NOTWITHSTANDING THIS REPORT OR ANY DISCUSSIONS CONCERNING CONDITION OF A LOT, ALL LOTS ARE OFFERED AND SOLD "AS IS" IN ACCORDANCE WITH THE CONDITIONS OF SALE PRINTED IN THE CATALOGUE.

Catalogue Note

Sensual, elegant and ultra-stylized in its presentation, Étude pour femmes au bain is a suggestive depiction of women bathing. Painted in 1929, while Tamara de Lempicka was living in Paris, this sumptuous composition exemplifies the artist’s chic and inimitable style.

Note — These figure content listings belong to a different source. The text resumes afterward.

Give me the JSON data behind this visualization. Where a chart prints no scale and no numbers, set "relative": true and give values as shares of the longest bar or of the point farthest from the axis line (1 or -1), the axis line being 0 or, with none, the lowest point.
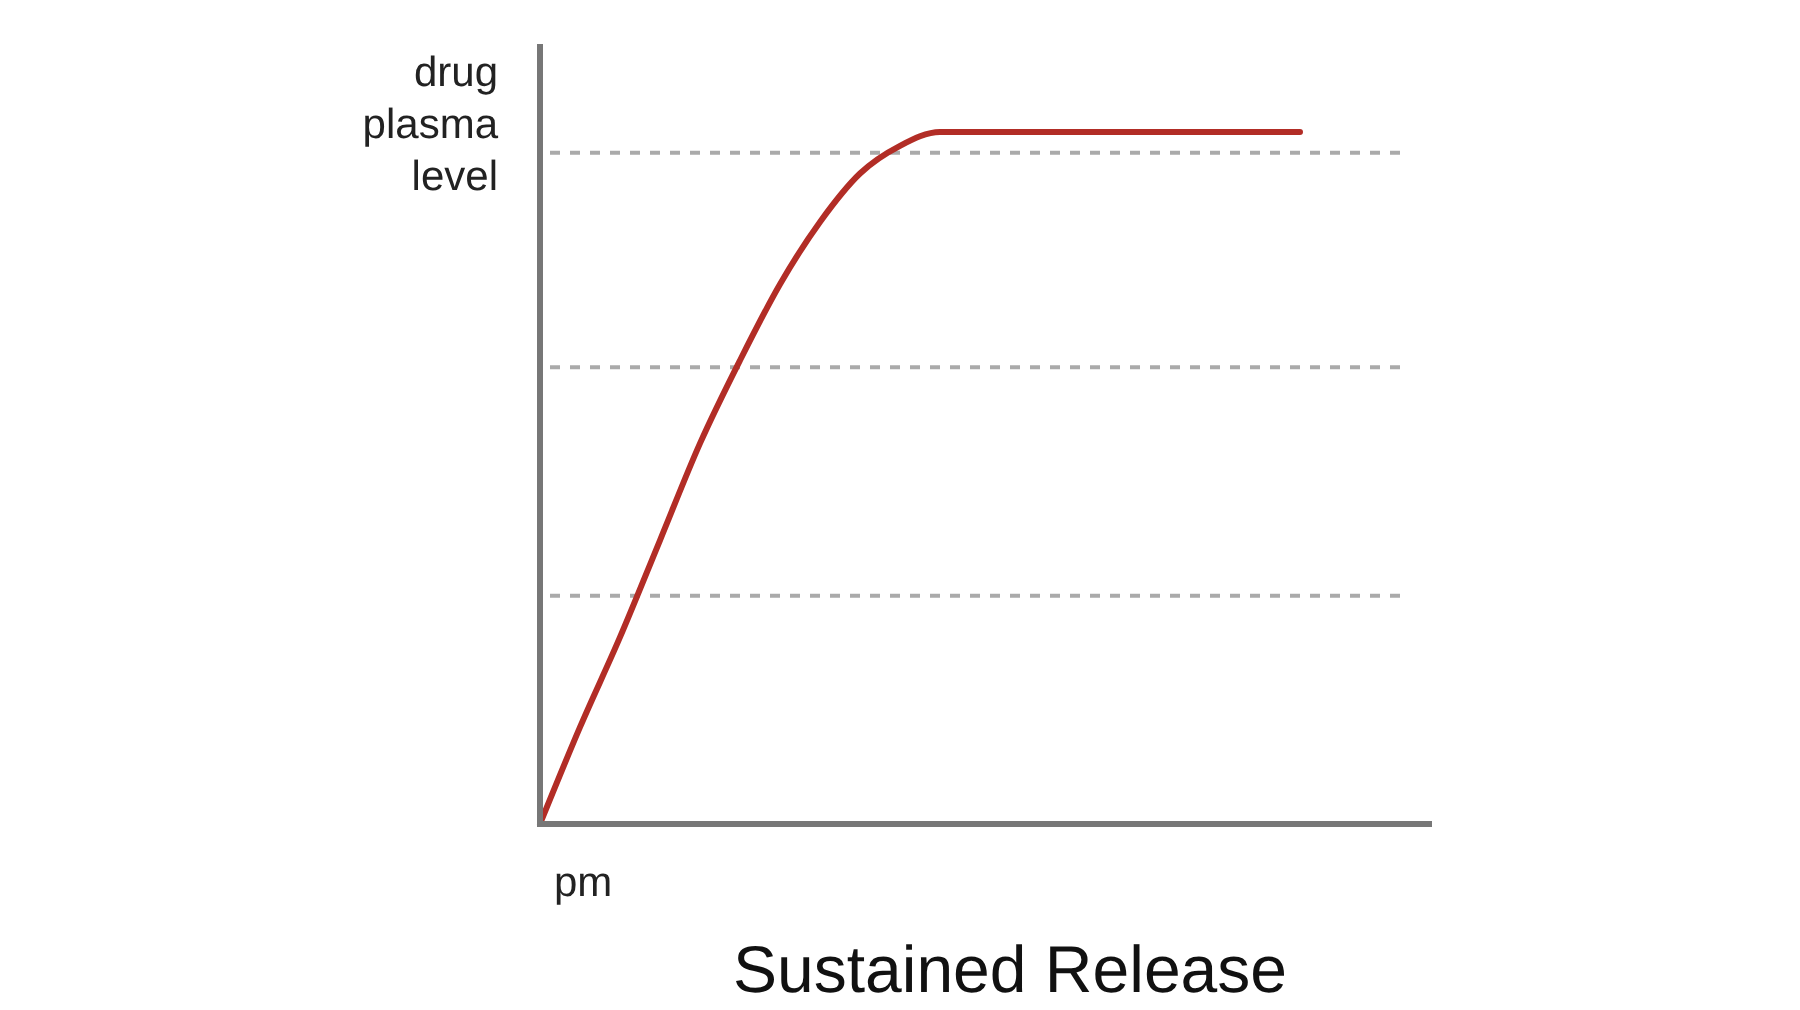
{
  "chart_data": {
    "type": "line",
    "title": "Sustained Release",
    "xlabel": "pm",
    "ylabel": "drug plasma level",
    "categories": [
      null,
      null,
      null,
      null,
      null,
      null,
      null,
      null,
      null,
      null,
      null,
      null,
      null,
      null,
      null,
      null,
      null,
      null,
      null,
      null,
      null,
      null,
      null
    ],
    "series": [
      {
        "color": "#b22d26",
        "values": [
          0,
          0.14,
          0.27,
          0.41,
          0.55,
          0.67,
          0.78,
          0.87,
          0.94,
          0.98,
          1,
          1,
          1,
          1,
          1,
          1,
          1,
          1,
          1,
          1,
          null,
          null,
          null
        ]
      }
    ],
    "relative": true,
    "marker": "none",
    "line_style": "solid",
    "ref_lines": [
      {
        "axis": "y",
        "value": 0.33,
        "color": "#aaaaaa",
        "line_style": "dashed"
      },
      {
        "axis": "y",
        "value": 0.66,
        "color": "#aaaaaa",
        "line_style": "dashed"
      },
      {
        "axis": "y",
        "value": 0.97,
        "color": "#aaaaaa",
        "line_style": "dashed"
      }
    ]
  }
}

Tamara de Lempicka was born in Poland and lived in St. Petersburg in her youth. In 1918 she traveled to Paris where she set about furthering her art education and cultivating a glamorous international persona. In the fall of 1920, she enrolled at the Académie Ranson in Paris under the instruction of Maurice Denis. Denis was a Nabis painter with an affinity for the Italian quattrocento and it was through him that Lempicka first acquired an appreciation for the Italian Primitives which she would later discover in person during her 1925 studies in Rome. It was in 1921, however, when Lempicka began to take lessons from André Lhote, that she learned the importance of precise draftsmanship. Lhote was a Cubist who  indomitably admired the work of Jean-Auguste-Dominique Ingres and he proved to be the young artist’s most influential teacher. Lempicka’s shared respect for the nineteenth-century artist can be found in the present work, which owes much to Ingres’ final masterpiece Le Bain Turc. Ingres’ celebrated composition of numerous nude women in a harem provided Lempicka with an archetype for how to arrange figures in intimate proximity to one another, depict female figures in various poses, and tackle multi-figure arrangements.

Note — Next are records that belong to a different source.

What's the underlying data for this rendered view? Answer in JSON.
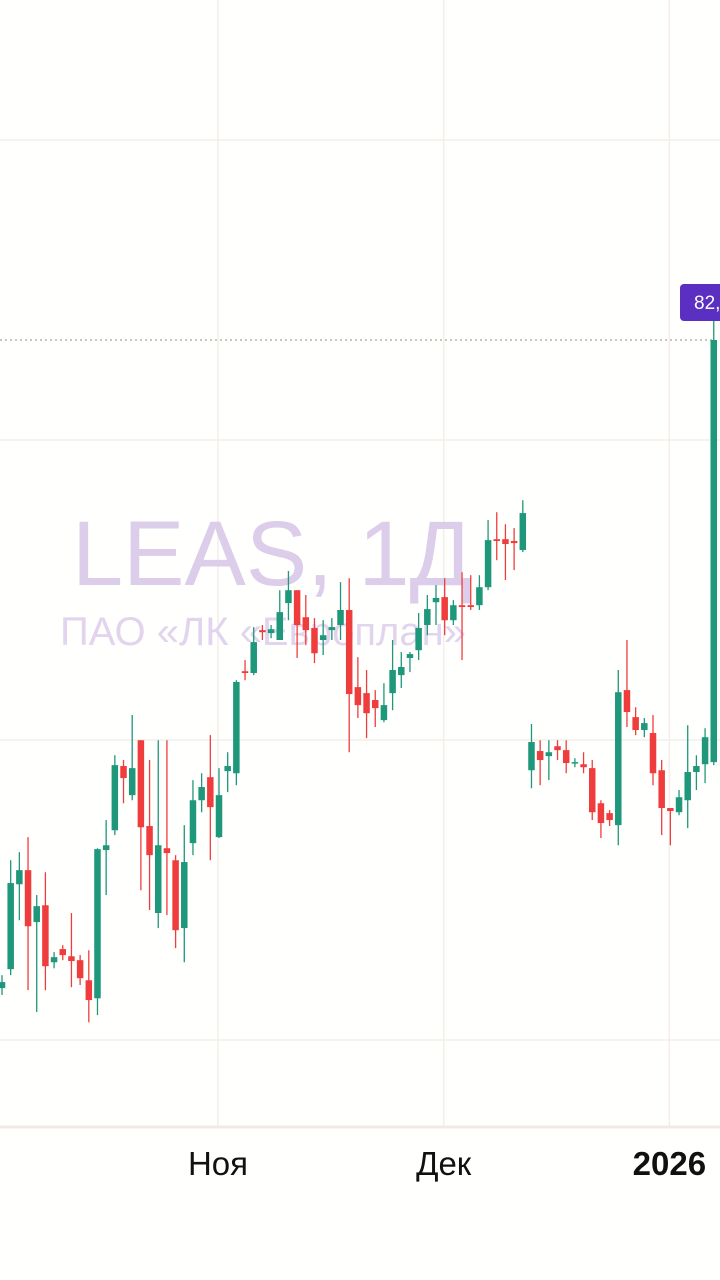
{
  "watermark": {
    "symbol": "LEAS, 1Д",
    "company": "ПАО «ЛК «Европлан»"
  },
  "colors": {
    "up": "#1f977a",
    "down": "#ef3d3d",
    "price_label": "#5a2fc2",
    "grid": "#f3eeea",
    "watermark": "#dccdea"
  },
  "chart_data": {
    "type": "candlestick",
    "title": "",
    "xlabel": "",
    "ylabel": "",
    "x_tick_labels": [
      {
        "label": "Ноя",
        "bold": false,
        "index": 25
      },
      {
        "label": "Дек",
        "bold": false,
        "index": 51
      },
      {
        "label": "2026",
        "bold": true,
        "index": 77
      }
    ],
    "ylim": [
      55.77,
      93.33
    ],
    "grid": true,
    "last_price_label": "82,",
    "last_price": 82.0,
    "ohlc": [
      [
        60.4,
        60.83,
        60.17,
        60.6
      ],
      [
        61.03,
        64.66,
        60.83,
        63.9
      ],
      [
        63.86,
        64.93,
        62.66,
        64.33
      ],
      [
        64.33,
        65.43,
        60.33,
        62.46
      ],
      [
        62.6,
        63.5,
        59.6,
        63.13
      ],
      [
        63.16,
        64.26,
        60.33,
        61.13
      ],
      [
        61.26,
        61.6,
        61.06,
        61.43
      ],
      [
        61.7,
        61.83,
        61.33,
        61.5
      ],
      [
        61.46,
        62.9,
        60.43,
        61.3
      ],
      [
        61.33,
        61.5,
        60.5,
        60.73
      ],
      [
        60.66,
        61.66,
        59.26,
        60.0
      ],
      [
        60.06,
        65.06,
        59.5,
        65.03
      ],
      [
        65.0,
        66.0,
        63.5,
        65.16
      ],
      [
        65.66,
        68.16,
        65.5,
        67.83
      ],
      [
        67.8,
        68.0,
        66.56,
        67.4
      ],
      [
        66.83,
        69.5,
        66.66,
        67.73
      ],
      [
        68.66,
        68.66,
        63.66,
        65.76
      ],
      [
        65.8,
        68.0,
        63.0,
        64.83
      ],
      [
        62.9,
        68.66,
        62.4,
        65.16
      ],
      [
        65.06,
        68.66,
        62.83,
        64.9
      ],
      [
        64.66,
        64.83,
        61.73,
        62.33
      ],
      [
        62.4,
        65.83,
        61.26,
        64.6
      ],
      [
        65.23,
        67.33,
        64.83,
        66.66
      ],
      [
        66.66,
        67.56,
        66.26,
        67.1
      ],
      [
        67.43,
        68.83,
        64.66,
        66.43
      ],
      [
        65.43,
        67.73,
        65.4,
        66.83
      ],
      [
        67.63,
        68.26,
        66.93,
        67.8
      ],
      [
        67.56,
        70.66,
        67.16,
        70.6
      ],
      [
        70.96,
        71.33,
        70.66,
        70.9
      ],
      [
        70.9,
        72.43,
        70.83,
        71.93
      ],
      [
        72.33,
        72.5,
        72.0,
        72.26
      ],
      [
        72.23,
        72.5,
        72.06,
        72.36
      ],
      [
        72.0,
        73.66,
        72.0,
        72.93
      ],
      [
        73.23,
        74.3,
        72.66,
        73.66
      ],
      [
        73.66,
        73.66,
        71.4,
        72.5
      ],
      [
        72.76,
        73.5,
        71.83,
        72.33
      ],
      [
        72.4,
        72.73,
        71.23,
        71.56
      ],
      [
        72.0,
        72.66,
        71.5,
        72.16
      ],
      [
        72.33,
        72.73,
        72.0,
        72.43
      ],
      [
        72.5,
        73.93,
        72.0,
        73.0
      ],
      [
        73.0,
        74.06,
        68.26,
        70.2
      ],
      [
        70.43,
        71.43,
        69.4,
        69.83
      ],
      [
        70.23,
        71.0,
        68.73,
        69.56
      ],
      [
        70.0,
        70.33,
        69.1,
        69.73
      ],
      [
        69.33,
        70.56,
        69.26,
        69.83
      ],
      [
        70.23,
        72.0,
        69.66,
        71.0
      ],
      [
        70.83,
        71.6,
        70.4,
        71.1
      ],
      [
        71.4,
        71.6,
        70.93,
        71.53
      ],
      [
        71.66,
        72.9,
        71.33,
        72.4
      ],
      [
        72.5,
        73.5,
        72.16,
        73.03
      ],
      [
        73.26,
        73.83,
        72.5,
        73.4
      ],
      [
        73.43,
        74.06,
        72.16,
        72.66
      ],
      [
        72.66,
        73.33,
        72.5,
        73.16
      ],
      [
        73.16,
        74.26,
        71.33,
        73.1
      ],
      [
        73.16,
        74.16,
        73.0,
        73.1
      ],
      [
        73.16,
        74.16,
        73.0,
        73.76
      ],
      [
        73.76,
        76.0,
        73.66,
        75.33
      ],
      [
        75.36,
        76.26,
        74.66,
        75.3
      ],
      [
        75.36,
        75.86,
        74.0,
        75.2
      ],
      [
        75.3,
        75.73,
        74.33,
        75.23
      ],
      [
        75.0,
        76.66,
        74.93,
        76.23
      ],
      [
        67.66,
        69.2,
        67.06,
        68.6
      ],
      [
        68.3,
        68.66,
        67.16,
        68.0
      ],
      [
        68.13,
        68.66,
        67.33,
        68.26
      ],
      [
        68.46,
        68.66,
        68.0,
        68.33
      ],
      [
        68.33,
        68.66,
        67.56,
        67.9
      ],
      [
        67.9,
        68.06,
        67.76,
        67.93
      ],
      [
        67.86,
        68.26,
        67.56,
        67.76
      ],
      [
        67.73,
        68.0,
        66.0,
        66.26
      ],
      [
        66.56,
        66.66,
        65.4,
        65.9
      ],
      [
        66.23,
        66.33,
        65.8,
        66.0
      ],
      [
        65.83,
        71.0,
        65.16,
        70.26
      ],
      [
        70.33,
        72.0,
        69.1,
        69.6
      ],
      [
        69.43,
        69.76,
        68.83,
        69.0
      ],
      [
        69.0,
        69.4,
        68.76,
        69.23
      ],
      [
        68.9,
        69.5,
        67.16,
        67.56
      ],
      [
        67.66,
        68.0,
        65.5,
        66.4
      ],
      [
        66.4,
        66.4,
        65.16,
        66.3
      ],
      [
        66.26,
        67.0,
        66.16,
        66.76
      ],
      [
        66.66,
        69.16,
        65.73,
        67.6
      ],
      [
        67.6,
        68.16,
        67.0,
        67.8
      ],
      [
        67.86,
        69.06,
        67.23,
        68.76
      ],
      [
        67.93,
        82.73,
        67.83,
        82.0
      ]
    ]
  }
}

Lempicka first exhibited her work publically in the Salon d’Automne and Salon des Tuileries of 1922. It was through her exposure to the height of avant-garde art that abounded in Paris at this time that she derived a distinct style of painting unlike any of her male contemporaries. Impressed by the Cubists and their deconstruction of form, she applied similar techniques in her paintings; adapting them to suit her style. Loosely tied to the geometric aesthetic of Cubism and the proportionality of Neo-Classicism, Lempicka’s painting can be characterized by its razor-sharp draughtsmanship, theatrical lighting and sensual modeling. Her most striking depictions of women, including the tantalizing Étude pour femmes au bain, have come to personify the age of Art Deco.